Biden, for his part, insisted Saturday that Americans could start to see the effects of the infrastructure bill in as little as two to three months. Transportation Secretary Pete Buttigieg made the rounds promising that some projects are just waiting for funding, but others, like investments in new electric vehicle chargers and efforts to reconnect communities divided by highways, will take longer. In contrast to the 2009 stimulus, Buttigieg told NPR, Biden's infrastructure bill is "about both the short-term and the long-term."

"There will be work immediately, and for years to come," he said.

While he's selling the infrastructure bill as evidence that Democrats can deliver, Biden still will have to contend with ongoing dickering on the other big item on his agenda — the social spending bill.

Unlike the infrastructure bill, which passed with the support of 19 Republicans in the Senate, the social spending package is facing unified GOP opposition, which means Biden will need every Democratic vote in the Senate to get it across the finish line.
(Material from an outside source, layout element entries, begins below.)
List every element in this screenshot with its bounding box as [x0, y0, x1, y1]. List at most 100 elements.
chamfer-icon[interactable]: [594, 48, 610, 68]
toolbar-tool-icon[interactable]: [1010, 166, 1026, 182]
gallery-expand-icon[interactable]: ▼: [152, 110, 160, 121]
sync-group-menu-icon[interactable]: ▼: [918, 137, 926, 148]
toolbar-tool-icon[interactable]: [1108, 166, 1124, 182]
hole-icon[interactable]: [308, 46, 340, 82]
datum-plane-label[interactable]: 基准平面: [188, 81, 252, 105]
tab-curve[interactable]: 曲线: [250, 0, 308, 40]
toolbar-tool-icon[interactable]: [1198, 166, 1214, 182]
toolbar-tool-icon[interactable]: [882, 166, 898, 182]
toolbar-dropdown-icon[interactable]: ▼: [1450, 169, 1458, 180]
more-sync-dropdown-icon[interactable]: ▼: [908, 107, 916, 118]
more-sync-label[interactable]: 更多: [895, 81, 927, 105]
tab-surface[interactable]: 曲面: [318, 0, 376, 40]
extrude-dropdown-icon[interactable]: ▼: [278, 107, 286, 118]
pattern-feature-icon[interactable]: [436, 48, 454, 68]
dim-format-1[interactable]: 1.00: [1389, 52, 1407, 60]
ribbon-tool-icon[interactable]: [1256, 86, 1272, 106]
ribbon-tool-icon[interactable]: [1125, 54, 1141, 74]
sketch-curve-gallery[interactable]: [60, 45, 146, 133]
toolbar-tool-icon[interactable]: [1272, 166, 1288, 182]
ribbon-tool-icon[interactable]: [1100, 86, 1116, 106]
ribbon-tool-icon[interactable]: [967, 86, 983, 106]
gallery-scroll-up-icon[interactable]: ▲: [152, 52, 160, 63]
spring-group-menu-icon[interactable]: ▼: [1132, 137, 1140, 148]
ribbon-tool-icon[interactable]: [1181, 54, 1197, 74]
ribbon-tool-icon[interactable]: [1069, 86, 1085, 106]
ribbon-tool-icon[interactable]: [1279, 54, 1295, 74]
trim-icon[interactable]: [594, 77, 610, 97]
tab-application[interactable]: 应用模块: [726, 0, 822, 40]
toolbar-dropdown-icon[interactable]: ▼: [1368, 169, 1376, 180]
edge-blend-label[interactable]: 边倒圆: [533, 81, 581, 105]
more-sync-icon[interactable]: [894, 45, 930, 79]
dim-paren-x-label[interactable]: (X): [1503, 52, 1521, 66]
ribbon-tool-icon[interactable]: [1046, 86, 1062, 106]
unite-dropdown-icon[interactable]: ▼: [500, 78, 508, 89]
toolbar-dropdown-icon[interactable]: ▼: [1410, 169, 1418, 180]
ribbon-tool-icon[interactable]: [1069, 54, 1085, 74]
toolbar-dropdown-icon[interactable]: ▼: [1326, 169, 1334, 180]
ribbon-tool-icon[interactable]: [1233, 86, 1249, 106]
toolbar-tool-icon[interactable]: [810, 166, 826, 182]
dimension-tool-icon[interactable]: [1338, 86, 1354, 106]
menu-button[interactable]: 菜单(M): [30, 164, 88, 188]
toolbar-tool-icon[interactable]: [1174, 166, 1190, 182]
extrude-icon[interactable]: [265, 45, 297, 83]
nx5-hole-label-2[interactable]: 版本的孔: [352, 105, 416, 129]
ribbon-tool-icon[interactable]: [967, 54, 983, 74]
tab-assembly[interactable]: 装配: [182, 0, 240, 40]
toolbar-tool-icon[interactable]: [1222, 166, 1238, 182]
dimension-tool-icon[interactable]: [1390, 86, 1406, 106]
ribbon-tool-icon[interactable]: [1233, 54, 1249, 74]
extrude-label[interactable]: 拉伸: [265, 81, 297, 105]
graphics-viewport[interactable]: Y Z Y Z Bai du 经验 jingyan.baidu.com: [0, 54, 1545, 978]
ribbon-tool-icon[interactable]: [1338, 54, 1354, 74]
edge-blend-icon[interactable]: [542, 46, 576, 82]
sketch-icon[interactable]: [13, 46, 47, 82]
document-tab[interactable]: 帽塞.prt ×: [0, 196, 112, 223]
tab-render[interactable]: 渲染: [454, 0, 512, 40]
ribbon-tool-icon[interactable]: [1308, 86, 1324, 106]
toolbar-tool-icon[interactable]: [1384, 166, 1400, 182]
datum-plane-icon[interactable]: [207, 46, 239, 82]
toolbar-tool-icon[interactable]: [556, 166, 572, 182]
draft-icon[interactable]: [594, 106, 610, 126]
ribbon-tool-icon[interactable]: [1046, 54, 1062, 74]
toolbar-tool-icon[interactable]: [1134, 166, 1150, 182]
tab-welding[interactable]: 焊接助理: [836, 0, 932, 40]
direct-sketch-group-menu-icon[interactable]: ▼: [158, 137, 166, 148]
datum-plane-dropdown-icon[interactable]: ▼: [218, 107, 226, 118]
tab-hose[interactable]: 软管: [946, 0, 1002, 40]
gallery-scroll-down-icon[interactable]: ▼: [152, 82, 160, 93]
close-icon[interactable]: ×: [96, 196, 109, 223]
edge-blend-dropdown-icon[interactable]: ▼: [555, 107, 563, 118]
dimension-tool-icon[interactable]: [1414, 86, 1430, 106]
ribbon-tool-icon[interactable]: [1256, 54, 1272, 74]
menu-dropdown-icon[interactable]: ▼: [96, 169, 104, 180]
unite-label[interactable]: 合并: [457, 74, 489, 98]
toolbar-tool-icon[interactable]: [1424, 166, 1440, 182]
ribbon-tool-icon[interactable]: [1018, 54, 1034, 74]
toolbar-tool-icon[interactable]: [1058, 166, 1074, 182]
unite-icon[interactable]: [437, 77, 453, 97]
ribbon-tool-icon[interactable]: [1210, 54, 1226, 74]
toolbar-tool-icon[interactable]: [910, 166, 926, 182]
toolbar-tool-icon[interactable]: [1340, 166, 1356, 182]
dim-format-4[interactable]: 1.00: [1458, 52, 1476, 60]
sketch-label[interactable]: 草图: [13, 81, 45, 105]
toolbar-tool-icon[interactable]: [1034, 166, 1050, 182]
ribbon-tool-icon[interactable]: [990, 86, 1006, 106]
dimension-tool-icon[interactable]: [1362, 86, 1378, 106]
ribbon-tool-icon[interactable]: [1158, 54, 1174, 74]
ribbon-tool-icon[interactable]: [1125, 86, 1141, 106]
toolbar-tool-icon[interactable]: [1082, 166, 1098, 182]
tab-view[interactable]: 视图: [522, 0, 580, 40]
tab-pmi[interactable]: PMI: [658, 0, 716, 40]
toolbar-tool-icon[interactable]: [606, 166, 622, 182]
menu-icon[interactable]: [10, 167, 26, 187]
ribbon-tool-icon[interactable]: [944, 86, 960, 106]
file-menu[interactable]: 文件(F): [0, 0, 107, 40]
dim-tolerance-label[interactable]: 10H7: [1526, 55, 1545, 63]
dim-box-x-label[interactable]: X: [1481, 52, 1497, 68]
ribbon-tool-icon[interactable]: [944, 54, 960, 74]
With the party's moderate and progressive factions squabbling over the details of the final bill, and two centrist holdouts — Sen. Joe Manchin of West Virginia and Kyrsten Sinema of Arizona — opposed to many key progressive priorities, winning final passage of the second part of his agenda may be a much tougher puzzle to solve.

"Everybody agreed on infrastructure. You can always agree on whether or not [to] build the roads and the bridges and create the water and sewage that you need and fix your rail and your ports," said Rep. Jim Clyburn, D-S.C., on "Fox News Sunday."

"But it's something else again when you start getting into new stuff," Clyburn said.